For me, there always comes a point around the third or fourth chapter in a rough draft, that I don’t know what to do next. For an essay writer, it could come after the third or fourth paragraph; for a poet, after the third or fourth line. Whatever the unit, there’s that moment when it doesn’t seem to be going anywhere. What do you do with a blank page?

This condition is sometimes called “writer’s block,” but I think that’s inaccurate. There’s no barrier in the road that prevents me from proceeding. My main problem is not really lack of fuel (check the gas gauge; still three-quarters full) but lack of direction. It’s not that my options have dried up but that I have too many options. What kind of story is this? Which of the many forks in the road will take me where I should go? Should the tone be hilarious, or mock-serious, or really serious, or down-homey?

And so on. It’s the multitude of choices that paralyzes, not the scarcity of them.

 

So what helps me most is to explore some of those choices–get out of the car and take a hike, or several. ┬áHere’s what that might look like:

If you’re working on an essay or article, skip to the closing paragraph. Then write another conclusion, and another. That will help give you an idea of where you want to go with this.

If you’re writing a poem, don’t take the linear route. Instead of writing straight through, scribble lines as they come to you, then see how they work together. Experiment with mixing up verbal images and come at the main idea from different angles: how would an ant in the grass see it? A bird on a limb?

With fiction, I find the problem is that I don’t understand my characters well enough yet. Most fiction-writers will say that while they’re working on a novel their characters will at some point break away and start acting on their own. Sounds like the plot of a Steven King novel, especially if there’s a butcher knife in the picture somewhere, but fortunately the free-ranging character is still under the author’s control. What the author needs to do is shake his or her imagination loose enough to clomp around in somebody else’s boots for a while.

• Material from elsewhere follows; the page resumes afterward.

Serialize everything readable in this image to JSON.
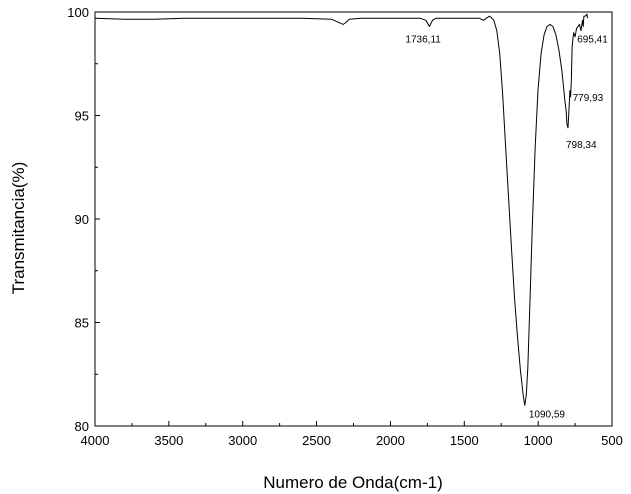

Here are some ways to do that:

  • Send three or four of your characters a questionnaire. Write out a list of questions and let each character them in their own voices. Questions can range from “What’s your favorite color?” to “What’s the most frightening thing that ever happened to you?” and “What do you believe about God?” Some characters may not be able to answer all the questions yet, given their age or experience. Some may even refuse to let you know certain things. That’s okay; work with it.
  • For each of your main characters, write a paragraph about where they will be in ten years. Not just geographical location, of course, but what they’re doing, what they look like, the major events that have happened to them since your story closed. Some of them may be dead–if so, explain how and when and what their last thoughts were. (Talk about playing God!)
  • Write superfluous scenes that aren’t meant to appear in the novel or story, such as what a character did the morning before the climactic scene, or where the antagonist went with her boyfriend at the same time that your hero was discovering how they’d lied about him. None of this will make it into the story–it may not even be all that interesting–but it will give you insight into your characters’ personalities, interests and goals.
  • Describe the eccentric neighbor who lives next door or on the next block. He or she may never appear in the story, but will help you round out your fictional world.
  • Diagram the house, castle, mansion, kiva, wickiup, or commune where your protagonist lives. You may discover objects or pieces of furniture that will become important in the story.

 

One advantage of all this peripheral writing is that it makes me feel like I’m doing something. And it eliminates the blank page!